Vice President Joe Biden made an unannounced trip from his Delaware home to his Washington residence, reportedly to see meet Sen. Elizabeth Warren, D-Mass. The trip came shortly before Josh Alcorn, a family friend and leader of “Draft Biden,” an effort to get the vice president to run for president against Hillary Clinton, touted the groundswell growing for a Biden bid.
The meeting is noteworthy because Democratic activists and donors have for months been trying to get the first-term Massachusetts senator to seek the party nomination. Warren’s far left progressive views stand in contrast to the front-runner Democrat Hillary Clinton, whom the party doesn’t trust ideologically.

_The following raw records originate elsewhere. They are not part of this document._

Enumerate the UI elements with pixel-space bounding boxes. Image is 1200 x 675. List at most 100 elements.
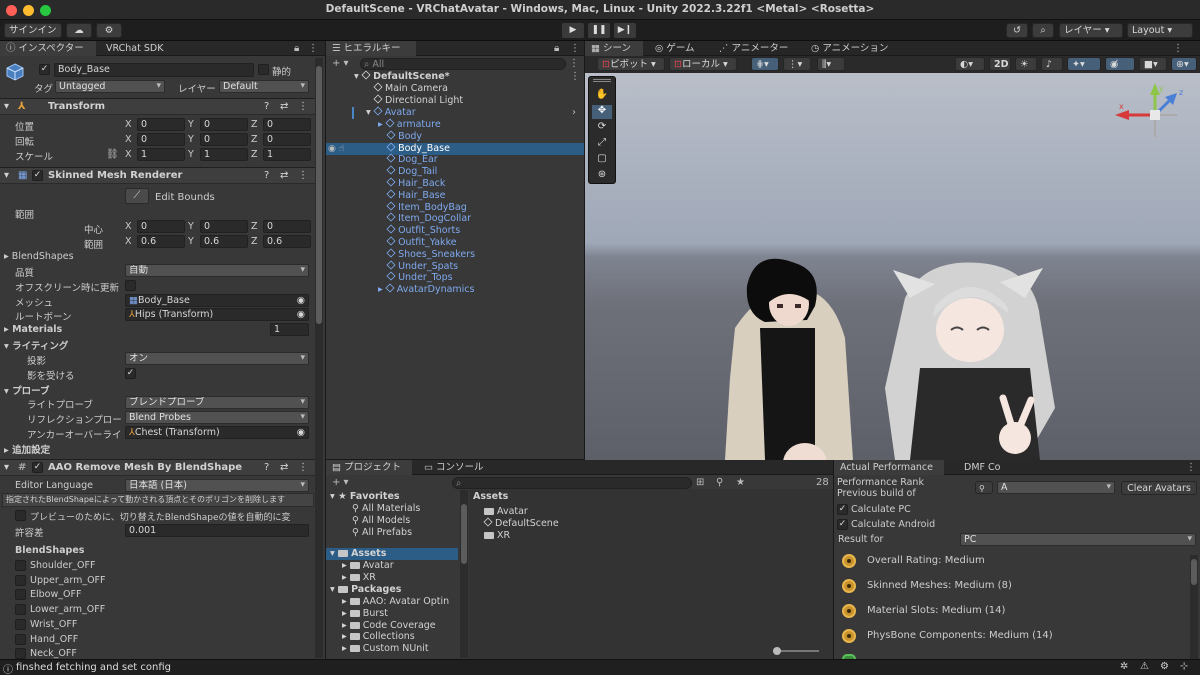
package-item[interactable]: ▸ Burst <box>342 608 458 620</box>
audio-toggle-icon[interactable]: ♪ <box>1041 57 1063 71</box>
editor-language-dropdown[interactable]: 日本語 (日本) <box>125 479 309 492</box>
package-item[interactable]: ▸ Collections <box>342 631 458 643</box>
menu-icon[interactable]: ⋮ <box>1186 462 1196 474</box>
project-search-input[interactable]: ⌕ <box>452 477 692 489</box>
effects-toggle-icon[interactable]: ✦▾ <box>1067 57 1101 71</box>
smr-enabled-checkbox[interactable]: ✓ <box>32 170 43 181</box>
zoom-slider-thumb[interactable] <box>773 647 781 655</box>
object-picker-icon[interactable]: ◉ <box>297 309 305 320</box>
mesh-field[interactable]: ▦Body_Base ◉ <box>125 294 309 307</box>
avatar-picker-icon[interactable]: ⚲ <box>975 481 993 494</box>
cast-shadows-dropdown[interactable]: オン <box>125 352 309 365</box>
blendshape-checkbox[interactable] <box>15 604 26 616</box>
favorites-item[interactable]: ▾ ★ Favorites <box>330 491 400 503</box>
rootbone-field[interactable]: ⅄Hips (Transform) ◉ <box>125 308 309 321</box>
transform-y-field[interactable]: 0 <box>200 118 248 131</box>
project-tree-scrollbar[interactable] <box>460 490 468 658</box>
calc-pc-checkbox[interactable]: ✓ <box>837 504 848 515</box>
constrain-proportions-icon[interactable]: ⛓ <box>106 149 119 161</box>
tab-actual-performance[interactable]: Actual Performance <box>834 460 944 475</box>
gizmos-toggle-icon[interactable]: ⊕▾ <box>1171 57 1197 71</box>
transform-x-field[interactable]: 0 <box>137 133 185 146</box>
scale-tool-icon[interactable]: ⤢ <box>592 137 612 151</box>
network-icon[interactable]: ⊹ <box>1180 661 1188 672</box>
inspector-scrollbar[interactable] <box>315 58 323 658</box>
tab-animation[interactable]: ◷ アニメーション <box>805 41 894 56</box>
hierarchy-item[interactable]: Main Camera <box>373 82 448 95</box>
hierarchy-child-item[interactable]: Body <box>378 130 422 143</box>
materials-foldout[interactable]: ▸ Materials <box>4 324 62 335</box>
bug-icon[interactable]: ⚠ <box>1140 661 1149 672</box>
scrollbar-thumb[interactable] <box>1191 559 1197 585</box>
layout-dropdown[interactable]: Layout ▾ <box>1127 23 1193 38</box>
tab-game[interactable]: ◎ ゲーム <box>649 41 701 56</box>
bounds-center-x-field[interactable]: 0 <box>137 220 185 233</box>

But Warren made clear she would decline the opportunity to run against the Clinton machine, and hasn’t indicated she will change her mind in the wake of Clinton’s slipping polls numbers. Plagued by the email controversy, advisors to the 72-year-old vice president now believe he has a chance to fulfill the wishes of his late son Beau Biden began, who wanted to see his father become president.
Biden ran in 1988 and 2004 but failed to get past the primaries, leading the vice president to consider a third run only if they can put together “a competitive campaign.” CNN reported that the Biden-Warren meeting took place at the Naval Observatory at the vice president’s residence. Biden’s official schedule shows him spending the weekend in Delaware. The administration confirmed Saturday only that Biden went to his Washington residence for a last-minute meeting.
Meanwhile, Alcorn signed up longtime Democratic strategist Steve Schale, who helped President Obama win Florida in 2008 and 2012. A recent Quinnipiac Poll showed Biden running strong in head-to-head match-ups with Republican candidates in key states, and Alcorn says the vice president has a growing grassroots support network.
“We have a grassroots list of 200,000 people that’s growing every day,” Alcorn, senior adviser for Draft Biden 2016, told “Fox News Sunday.” “He may not have the financial resources, but there is a groundswell of support.”
But Alcorn did express concern that an announcement–which is now expected in October–must be made soon as to ensure the vice president has a place on the first debate stage.
“I think having the vice president on that debate stage is an important part of the campaign,” Alcorn said.